Je sors du cockpit. Ma décision est prise. Je ne sais pas trop ce qui m'a motivé, mais j'y réfléchirais plus tard. Quatre m'attend devant, un sourire aux lèvres.

« J'en étais sûr. Cette armure est faite pour toi, et tu es fais pour elle. »

« J'ai décidé que je vous aiderai. »

« Merci infiniment, Trowa Barton. »

Ça me fait une drôle d'impression de s'entendre appeler par un nom qui n'est pas le sien. Surtout pour moi, qui n'aie pas de nom. Je suppose que je m'y ferai. On s'habitue à tout à ce qu'on dit. Alors, je m'habituerai à ce nom. Ce nom qui me donne une existence réelle. Même si c'est un leurre.

Je pose mes yeux sur le Gundam, enfin mon Gundam maintenant, sur celui de Quatre et puis sur son pilote. Celui-ci s'adosse à la rambarde de la passerelle. J'obverse son profil, puis je l'imite.

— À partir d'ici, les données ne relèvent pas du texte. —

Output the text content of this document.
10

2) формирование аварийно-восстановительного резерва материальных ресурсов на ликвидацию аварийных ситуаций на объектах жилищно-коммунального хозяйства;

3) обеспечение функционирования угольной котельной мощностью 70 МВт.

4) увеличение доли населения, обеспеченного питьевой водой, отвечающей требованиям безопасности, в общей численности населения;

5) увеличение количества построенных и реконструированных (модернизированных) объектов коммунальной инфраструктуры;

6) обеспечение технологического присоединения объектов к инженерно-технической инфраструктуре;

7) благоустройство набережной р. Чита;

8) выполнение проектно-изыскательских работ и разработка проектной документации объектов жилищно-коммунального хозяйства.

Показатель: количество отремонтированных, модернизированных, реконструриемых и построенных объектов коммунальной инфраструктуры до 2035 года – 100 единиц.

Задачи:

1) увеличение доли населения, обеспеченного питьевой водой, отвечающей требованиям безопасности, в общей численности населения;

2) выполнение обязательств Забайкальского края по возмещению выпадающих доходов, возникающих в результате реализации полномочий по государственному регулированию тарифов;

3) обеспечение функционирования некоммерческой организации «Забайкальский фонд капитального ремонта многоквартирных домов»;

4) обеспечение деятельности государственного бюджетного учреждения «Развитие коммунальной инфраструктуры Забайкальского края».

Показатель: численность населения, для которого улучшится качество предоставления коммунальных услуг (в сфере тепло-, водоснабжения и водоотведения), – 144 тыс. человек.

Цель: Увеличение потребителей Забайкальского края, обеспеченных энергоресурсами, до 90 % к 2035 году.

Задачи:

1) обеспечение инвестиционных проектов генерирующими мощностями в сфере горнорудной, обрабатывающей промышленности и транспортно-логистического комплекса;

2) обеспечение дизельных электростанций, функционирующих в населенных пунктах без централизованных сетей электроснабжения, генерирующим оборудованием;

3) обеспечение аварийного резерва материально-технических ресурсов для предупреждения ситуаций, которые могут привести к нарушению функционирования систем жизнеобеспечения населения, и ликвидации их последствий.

« Si tu as des questions ? »

« De qui devrais-je prendre mes ordres ? »

« Du professeur S. Mais je doute que tu aies beaucoup d'ordre de mission de sa part dans la mesure où ils sont poursuivis par Oz. Nous sommes seuls désormais. »

« Vous n'êtes pas seuls. Nous sommes cinq maintenant. »

« Oui. »

Sourire de Quatre. Envie de sourire de mon côté. Je sens d'ailleurs le coin droit de ma lèvre se relever légèrement. Mais cela reste assez discret.

« Tu disais que tu avais eu la même idée que Duo, tout à l'heure… »

« Oh ! Disons que j'ai croisé Duo dans les couloirs et plus spécialement devant la chambre de Heero. Mais leur réunion n'a rien avoir avec les Gundams… »

« Je vois. »

« J'espère que ça ne te dérange pas ? D'habitude, ils sont plus discrets, mais je suppose que le stress et la peur a dû les rendre beaucoup moins… euh… discret. »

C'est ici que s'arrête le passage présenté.